Third-Party Breaches
A third-party breach occurs when an attacker targets an organization through its connections with third-party suppliers, vendors, contractors, or partners.
Third-Party Compromised Credentials
Credentials in terms of cyber threat intelligence (CTI) refer to methods used to verify a users identity, commonly these are a username and password. These credentials are classified as compromised credentials when an unauthorized user gains possession of them.
Third-Party Risk
The risk that arises from organizations relying on outside parties to perform services or activities on their behalf, particularly associated with cybersecurity.
Third-Party Vulnerabilities
The leveraged vulnerability that enables a devastating data breach or launches an expensive ransomware attack may not even be within your own organization.
Threat Hunting
The process of proactively searching through networks to detect and isolate advanced threats that evade existing security solutions.

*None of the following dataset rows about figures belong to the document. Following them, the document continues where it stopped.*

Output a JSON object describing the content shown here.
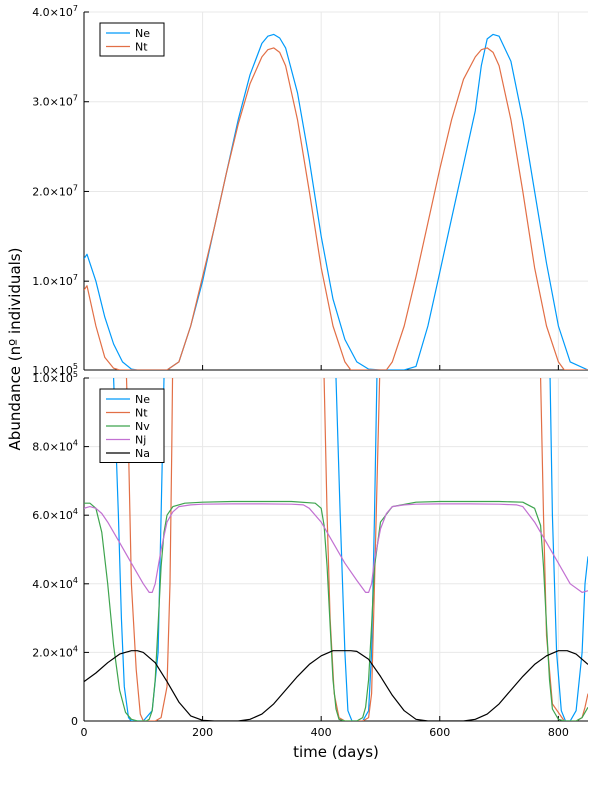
{
  "chart_data": [
    {
      "type": "line",
      "panel": "top",
      "xlim": [
        0,
        850
      ],
      "ylim": [
        100000,
        40000000
      ],
      "ytick_values": [
        10000000,
        20000000,
        30000000,
        40000000
      ],
      "ytick_labels": [
        {
          "mant": "1.0×10",
          "exp": "7"
        },
        {
          "mant": "2.0×10",
          "exp": "7"
        },
        {
          "mant": "3.0×10",
          "exp": "7"
        },
        {
          "mant": "4.0×10",
          "exp": "7"
        }
      ],
      "ytick_bottom": {
        "mant": "1.0×10",
        "exp": "5"
      },
      "grid": true,
      "legend_position": "top-left",
      "series": [
        {
          "name": "Ne",
          "color": "#009AFA",
          "x": [
            0,
            5,
            20,
            35,
            50,
            65,
            80,
            90,
            100,
            140,
            160,
            180,
            200,
            220,
            240,
            260,
            280,
            300,
            310,
            320,
            330,
            340,
            360,
            380,
            400,
            420,
            440,
            460,
            480,
            500,
            520,
            540,
            560,
            580,
            600,
            620,
            640,
            660,
            670,
            680,
            690,
            700,
            720,
            740,
            760,
            780,
            800,
            820,
            850
          ],
          "y": [
            12500000,
            13000000,
            10000000,
            6000000,
            3000000,
            1000000,
            200000,
            100000,
            100000,
            100000,
            1000000,
            5000000,
            10000000,
            16000000,
            22000000,
            28000000,
            33000000,
            36500000,
            37300000,
            37500000,
            37100000,
            36000000,
            31000000,
            23500000,
            15000000,
            8000000,
            3500000,
            1000000,
            200000,
            100000,
            100000,
            100000,
            500000,
            5000000,
            11000000,
            17000000,
            23000000,
            29000000,
            34000000,
            37000000,
            37500000,
            37300000,
            34500000,
            28000000,
            20000000,
            12000000,
            5000000,
            1000000,
            100000
          ]
        },
        {
          "name": "Nt",
          "color": "#E26F46",
          "x": [
            0,
            5,
            20,
            35,
            50,
            60,
            70,
            80,
            140,
            160,
            180,
            200,
            220,
            240,
            260,
            280,
            300,
            310,
            320,
            330,
            340,
            360,
            380,
            400,
            420,
            440,
            450,
            510,
            520,
            540,
            560,
            580,
            600,
            620,
            640,
            660,
            670,
            680,
            690,
            700,
            720,
            740,
            760,
            780,
            800,
            810,
            850
          ],
          "y": [
            9000000,
            9500000,
            5000000,
            1500000,
            300000,
            100000,
            100000,
            100000,
            100000,
            1000000,
            5000000,
            10500000,
            16000000,
            22000000,
            27500000,
            32000000,
            35000000,
            35800000,
            36000000,
            35500000,
            34000000,
            28000000,
            20000000,
            11500000,
            5000000,
            1000000,
            100000,
            100000,
            1000000,
            5000000,
            10500000,
            16500000,
            22500000,
            28000000,
            32500000,
            35000000,
            35800000,
            36000000,
            35500000,
            34000000,
            28000000,
            20000000,
            11500000,
            5000000,
            1000000,
            100000,
            100000
          ]
        }
      ]
    },
    {
      "type": "line",
      "panel": "bottom",
      "xlim": [
        0,
        850
      ],
      "ylim": [
        0,
        100000
      ],
      "xtick_values": [
        0,
        200,
        400,
        600,
        800
      ],
      "xtick_labels": [
        "0",
        "200",
        "400",
        "600",
        "800"
      ],
      "ytick_values": [
        0,
        20000,
        40000,
        60000,
        80000,
        100000
      ],
      "ytick_labels": [
        {
          "mant": "0",
          "exp": ""
        },
        {
          "mant": "2.0×10",
          "exp": "4"
        },
        {
          "mant": "4.0×10",
          "exp": "4"
        },
        {
          "mant": "6.0×10",
          "exp": "4"
        },
        {
          "mant": "8.0×10",
          "exp": "4"
        },
        {
          "mant": "1.0×10",
          "exp": "5"
        }
      ],
      "xlabel": "time (days)",
      "grid": true,
      "legend_position": "top-left",
      "series": [
        {
          "name": "Ne",
          "color": "#009AFA",
          "x": [
            0,
            40,
            50,
            58,
            63,
            68,
            75,
            80,
            85,
            100,
            115,
            125,
            130,
            135,
            140,
            420,
            425,
            432,
            440,
            445,
            452,
            460,
            470,
            480,
            485,
            490,
            495,
            785,
            790,
            797,
            805,
            812,
            820,
            830,
            840,
            845,
            850
          ],
          "y": [
            110000,
            110000,
            100000,
            60000,
            30000,
            10000,
            1000,
            0,
            0,
            0,
            3000,
            20000,
            60000,
            100000,
            110000,
            110000,
            100000,
            60000,
            20000,
            3000,
            0,
            0,
            0,
            3000,
            20000,
            60000,
            110000,
            110000,
            60000,
            20000,
            3000,
            0,
            0,
            3000,
            20000,
            40000,
            48000
          ]
        },
        {
          "name": "Nt",
          "color": "#E26F46",
          "x": [
            0,
            70,
            75,
            80,
            88,
            95,
            100,
            120,
            130,
            140,
            145,
            148,
            150,
            400,
            405,
            410,
            415,
            422,
            430,
            440,
            470,
            480,
            485,
            490,
            500,
            765,
            770,
            775,
            780,
            790,
            810,
            830,
            840,
            845,
            850
          ],
          "y": [
            110000,
            110000,
            80000,
            40000,
            15000,
            2000,
            0,
            0,
            1000,
            10000,
            40000,
            80000,
            110000,
            110000,
            100000,
            60000,
            30000,
            8000,
            1000,
            0,
            0,
            1000,
            8000,
            40000,
            110000,
            110000,
            100000,
            60000,
            25000,
            5000,
            0,
            0,
            1000,
            4000,
            8000
          ]
        },
        {
          "name": "Nv",
          "color": "#3EA44E",
          "x": [
            0,
            10,
            20,
            30,
            40,
            50,
            60,
            70,
            80,
            90,
            100,
            105,
            110,
            115,
            120,
            125,
            130,
            135,
            140,
            150,
            170,
            200,
            250,
            300,
            350,
            390,
            400,
            405,
            410,
            415,
            420,
            425,
            430,
            440,
            450,
            460,
            470,
            475,
            480,
            485,
            490,
            500,
            520,
            560,
            600,
            650,
            700,
            740,
            760,
            770,
            775,
            780,
            785,
            790,
            800,
            810,
            820,
            830,
            840,
            850
          ],
          "y": [
            63500,
            63500,
            62000,
            55000,
            40000,
            22000,
            9000,
            2500,
            500,
            0,
            0,
            0,
            500,
            3000,
            12000,
            28000,
            45000,
            55000,
            60000,
            62500,
            63500,
            63800,
            64000,
            64000,
            64000,
            63500,
            62000,
            57000,
            45000,
            28000,
            12000,
            3500,
            500,
            0,
            0,
            0,
            1000,
            4000,
            12000,
            28000,
            45000,
            58000,
            62500,
            63800,
            64000,
            64000,
            64000,
            63800,
            62000,
            57000,
            45000,
            28000,
            12000,
            3500,
            500,
            0,
            0,
            0,
            1000,
            4000
          ]
        },
        {
          "name": "Nj",
          "color": "#C271D2",
          "x": [
            0,
            10,
            20,
            30,
            40,
            60,
            80,
            100,
            110,
            115,
            120,
            130,
            140,
            150,
            160,
            180,
            200,
            250,
            300,
            350,
            370,
            380,
            400,
            420,
            440,
            460,
            475,
            480,
            485,
            490,
            500,
            510,
            520,
            540,
            560,
            600,
            650,
            700,
            730,
            740,
            760,
            780,
            800,
            820,
            840,
            850
          ],
          "y": [
            62000,
            62500,
            62000,
            60500,
            58000,
            52000,
            46000,
            40000,
            37500,
            37500,
            40000,
            50000,
            58000,
            61000,
            62500,
            63000,
            63200,
            63300,
            63300,
            63200,
            63000,
            62000,
            58000,
            52000,
            46000,
            41000,
            37500,
            37500,
            40000,
            47000,
            56000,
            60500,
            62500,
            63000,
            63200,
            63300,
            63300,
            63200,
            63000,
            62500,
            58000,
            52000,
            46000,
            40000,
            37500,
            38000
          ]
        },
        {
          "name": "Na",
          "color": "#000000",
          "x": [
            0,
            20,
            40,
            60,
            80,
            90,
            100,
            120,
            140,
            160,
            180,
            200,
            220,
            240,
            260,
            280,
            300,
            320,
            340,
            360,
            380,
            400,
            420,
            440,
            450,
            460,
            480,
            500,
            520,
            540,
            560,
            580,
            600,
            620,
            640,
            660,
            680,
            700,
            720,
            740,
            760,
            780,
            800,
            815,
            830,
            850
          ],
          "y": [
            11500,
            14000,
            17000,
            19500,
            20500,
            20500,
            20000,
            17000,
            11500,
            5500,
            1500,
            200,
            0,
            0,
            0,
            500,
            2000,
            5000,
            9000,
            13000,
            16500,
            19000,
            20500,
            20500,
            20500,
            20300,
            18000,
            13000,
            7500,
            3000,
            500,
            0,
            0,
            0,
            0,
            500,
            2000,
            5000,
            9000,
            13000,
            16500,
            19000,
            20500,
            20500,
            19500,
            16500
          ]
        }
      ]
    }
  ],
  "shared_ylabel": "Abundance (nº individuals)"
}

Traffic Redistribution System
Services that buy and sell web traffic to direct web users from one website to another, typically to distribute malware.
Vishing
The fraudulent practice of making phone calls or leaving voice messages purporting to be from reputable companies to induce individuals to reveal personal information, such as bank details and credit card numbers.
VNC
Virtual network computing (VNC) is a graphical desktop-sharing application that uses a remote frame buffer protocol to remotely control another computer. This form of desktop sharing transmits keyboard and mouse events from one system to another over the network based on screen updates.
Vulnerability
Weakness in an information system, system security procedures, internal controls, or implementation that could be exploited or triggered by a threat actor.
Web Injects
Modules or packages used in financial malware that typically inject hypertext markup language (HTML) or JavaScript code into content before it’s rendered on a web browser, altering what the unsuspecting user sees on the browser, as opposed to what’s actually sent by the server.
Wiper
A class of malware which wipes the hard drive of the computer it infects.
Worm
A self-replicating, stand-alone software program designed to spread throughout a network without human assistance.
Glossary
Terms and definitions curated by the Intel 471 team.
Social Engineering
The fraudulent practice of tricking social media users into revealing sensitive personal data or sending money. Types include romance scams, sextortion, imposter scams and more.